His observations came at a time the House of Assembly was coerced to ratify loan agreements with China worth $380 million, yet the agreements had already been signed and entered into by the Executive in March 2011 without first consulting Parliament.

Makamure also said of major concern was the fact that recently the Public Accounts Committee had summoned different ministries to explain how they used public funds, but most of them put the blame on continuous breakdown of the Public Finance Management system.

“Parliament is very weak when it comes to monitoring how our money is used, and, therefore, civic society and citizens should make sure they push for transparency and accountability in the manner public funds, assets and natural resources are used and should work closely with Parliament during the budget process and make sure timely interventions are made,” Makamure said.

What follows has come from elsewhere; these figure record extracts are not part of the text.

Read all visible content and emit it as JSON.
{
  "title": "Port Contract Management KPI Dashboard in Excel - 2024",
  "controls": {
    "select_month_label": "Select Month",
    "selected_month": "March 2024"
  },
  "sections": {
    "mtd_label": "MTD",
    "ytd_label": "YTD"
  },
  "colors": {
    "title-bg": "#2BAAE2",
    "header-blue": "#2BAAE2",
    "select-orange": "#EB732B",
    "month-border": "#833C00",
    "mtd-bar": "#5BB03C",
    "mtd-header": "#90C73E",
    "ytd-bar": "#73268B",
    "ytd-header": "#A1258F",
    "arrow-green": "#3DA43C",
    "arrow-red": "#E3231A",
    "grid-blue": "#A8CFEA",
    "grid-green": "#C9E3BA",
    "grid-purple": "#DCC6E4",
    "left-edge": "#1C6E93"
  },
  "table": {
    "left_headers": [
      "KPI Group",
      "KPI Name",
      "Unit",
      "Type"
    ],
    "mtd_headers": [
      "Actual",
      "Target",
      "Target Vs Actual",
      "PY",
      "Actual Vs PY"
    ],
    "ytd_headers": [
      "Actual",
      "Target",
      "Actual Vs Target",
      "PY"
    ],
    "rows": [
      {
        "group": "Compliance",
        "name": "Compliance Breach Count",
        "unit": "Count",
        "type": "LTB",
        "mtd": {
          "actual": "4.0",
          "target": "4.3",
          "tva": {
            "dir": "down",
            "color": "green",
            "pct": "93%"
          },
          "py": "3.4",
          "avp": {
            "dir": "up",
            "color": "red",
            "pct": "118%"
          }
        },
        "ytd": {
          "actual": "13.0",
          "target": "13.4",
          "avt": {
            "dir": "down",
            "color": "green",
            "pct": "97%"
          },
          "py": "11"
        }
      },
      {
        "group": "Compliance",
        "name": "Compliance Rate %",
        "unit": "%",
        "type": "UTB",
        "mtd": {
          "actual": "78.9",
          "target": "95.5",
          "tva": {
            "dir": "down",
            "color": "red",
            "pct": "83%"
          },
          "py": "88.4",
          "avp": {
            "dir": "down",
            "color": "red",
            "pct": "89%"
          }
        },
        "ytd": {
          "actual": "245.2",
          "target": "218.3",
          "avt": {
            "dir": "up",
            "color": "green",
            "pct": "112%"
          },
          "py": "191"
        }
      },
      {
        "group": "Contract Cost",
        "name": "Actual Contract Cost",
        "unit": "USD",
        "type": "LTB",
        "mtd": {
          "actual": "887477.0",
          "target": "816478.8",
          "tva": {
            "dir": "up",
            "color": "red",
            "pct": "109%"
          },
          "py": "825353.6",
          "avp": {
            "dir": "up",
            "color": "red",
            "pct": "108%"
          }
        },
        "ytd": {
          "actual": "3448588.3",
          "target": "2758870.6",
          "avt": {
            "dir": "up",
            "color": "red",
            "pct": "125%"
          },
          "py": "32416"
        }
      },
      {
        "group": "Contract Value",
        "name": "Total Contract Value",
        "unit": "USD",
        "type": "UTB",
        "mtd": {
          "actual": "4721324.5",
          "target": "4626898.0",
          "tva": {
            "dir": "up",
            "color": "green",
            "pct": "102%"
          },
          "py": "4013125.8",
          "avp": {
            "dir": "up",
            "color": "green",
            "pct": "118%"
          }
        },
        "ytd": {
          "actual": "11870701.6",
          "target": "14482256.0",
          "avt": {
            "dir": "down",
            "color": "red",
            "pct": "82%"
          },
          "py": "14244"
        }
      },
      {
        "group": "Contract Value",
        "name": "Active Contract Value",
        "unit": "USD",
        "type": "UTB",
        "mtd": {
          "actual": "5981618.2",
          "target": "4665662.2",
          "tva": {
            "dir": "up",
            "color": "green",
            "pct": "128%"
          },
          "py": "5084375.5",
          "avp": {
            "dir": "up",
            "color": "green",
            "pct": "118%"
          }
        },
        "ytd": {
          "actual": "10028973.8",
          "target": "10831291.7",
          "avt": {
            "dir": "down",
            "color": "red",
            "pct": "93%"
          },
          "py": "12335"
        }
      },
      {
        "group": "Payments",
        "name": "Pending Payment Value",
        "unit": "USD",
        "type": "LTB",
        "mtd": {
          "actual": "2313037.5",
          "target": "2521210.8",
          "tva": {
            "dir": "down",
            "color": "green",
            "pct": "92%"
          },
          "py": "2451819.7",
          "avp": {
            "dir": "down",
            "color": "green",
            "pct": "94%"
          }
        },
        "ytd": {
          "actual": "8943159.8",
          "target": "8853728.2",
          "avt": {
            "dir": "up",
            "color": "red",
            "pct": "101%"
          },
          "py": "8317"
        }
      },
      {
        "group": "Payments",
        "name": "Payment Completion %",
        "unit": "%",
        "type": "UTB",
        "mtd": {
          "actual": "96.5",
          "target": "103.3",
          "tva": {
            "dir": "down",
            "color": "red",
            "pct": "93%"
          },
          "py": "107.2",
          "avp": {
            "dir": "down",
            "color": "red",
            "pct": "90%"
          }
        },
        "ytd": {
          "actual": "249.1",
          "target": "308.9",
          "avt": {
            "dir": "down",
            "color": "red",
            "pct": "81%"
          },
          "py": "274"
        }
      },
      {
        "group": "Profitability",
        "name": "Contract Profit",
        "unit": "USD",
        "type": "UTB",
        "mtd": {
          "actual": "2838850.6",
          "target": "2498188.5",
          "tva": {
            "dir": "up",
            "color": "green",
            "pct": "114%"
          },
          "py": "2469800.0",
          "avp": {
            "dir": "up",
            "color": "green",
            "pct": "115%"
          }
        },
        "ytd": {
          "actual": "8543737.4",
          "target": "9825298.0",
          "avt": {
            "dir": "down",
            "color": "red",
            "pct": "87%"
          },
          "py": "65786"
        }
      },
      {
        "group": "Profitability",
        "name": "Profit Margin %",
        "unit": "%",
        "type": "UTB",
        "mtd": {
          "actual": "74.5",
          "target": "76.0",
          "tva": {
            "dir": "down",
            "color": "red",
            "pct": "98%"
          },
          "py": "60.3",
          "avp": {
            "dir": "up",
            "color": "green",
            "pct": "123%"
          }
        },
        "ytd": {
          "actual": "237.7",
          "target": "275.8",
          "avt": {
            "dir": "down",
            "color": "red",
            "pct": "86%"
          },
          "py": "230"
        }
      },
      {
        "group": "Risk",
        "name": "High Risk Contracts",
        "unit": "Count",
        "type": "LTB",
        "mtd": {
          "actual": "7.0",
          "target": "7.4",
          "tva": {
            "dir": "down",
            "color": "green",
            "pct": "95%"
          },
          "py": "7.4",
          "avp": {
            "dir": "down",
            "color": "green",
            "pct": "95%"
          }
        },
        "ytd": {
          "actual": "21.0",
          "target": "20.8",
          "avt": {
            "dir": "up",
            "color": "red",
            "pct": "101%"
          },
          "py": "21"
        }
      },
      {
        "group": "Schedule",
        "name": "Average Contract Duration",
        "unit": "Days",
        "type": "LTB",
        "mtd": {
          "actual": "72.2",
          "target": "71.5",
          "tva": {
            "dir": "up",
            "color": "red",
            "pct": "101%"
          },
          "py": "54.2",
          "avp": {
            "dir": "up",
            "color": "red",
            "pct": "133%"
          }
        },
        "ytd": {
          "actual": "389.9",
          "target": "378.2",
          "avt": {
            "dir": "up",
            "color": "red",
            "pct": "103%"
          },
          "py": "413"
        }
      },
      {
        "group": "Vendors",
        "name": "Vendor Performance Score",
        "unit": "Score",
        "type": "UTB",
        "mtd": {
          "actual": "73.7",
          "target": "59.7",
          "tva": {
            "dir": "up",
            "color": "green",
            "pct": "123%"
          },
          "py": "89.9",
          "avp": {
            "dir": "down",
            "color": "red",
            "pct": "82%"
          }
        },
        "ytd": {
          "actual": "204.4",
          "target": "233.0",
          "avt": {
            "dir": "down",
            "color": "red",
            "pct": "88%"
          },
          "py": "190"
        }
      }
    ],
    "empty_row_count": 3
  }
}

“Government must explain to citizens why we always face constant breakdown of the Public Finance Management system and why they cannot take measures to fix it because some of us are beginning to suspect there might be some people benefiting from this continuous breakdown of the system.”

Makamure said all these issues should be addressed before the next budget formulation.

He said it was high time civic society groups worked hand in hand with Parliament portfolio committees so that they got involved in monitoring how public funds, resources, loans and assets were managed.

“If I was a legislator, I was going to insist that the way our funds are managed should be first fixed before we approve the next budget. If ministers are not submitting reports as per the Public Finance Management Act, MPs must make noise because they are violating the law,” Makamure said.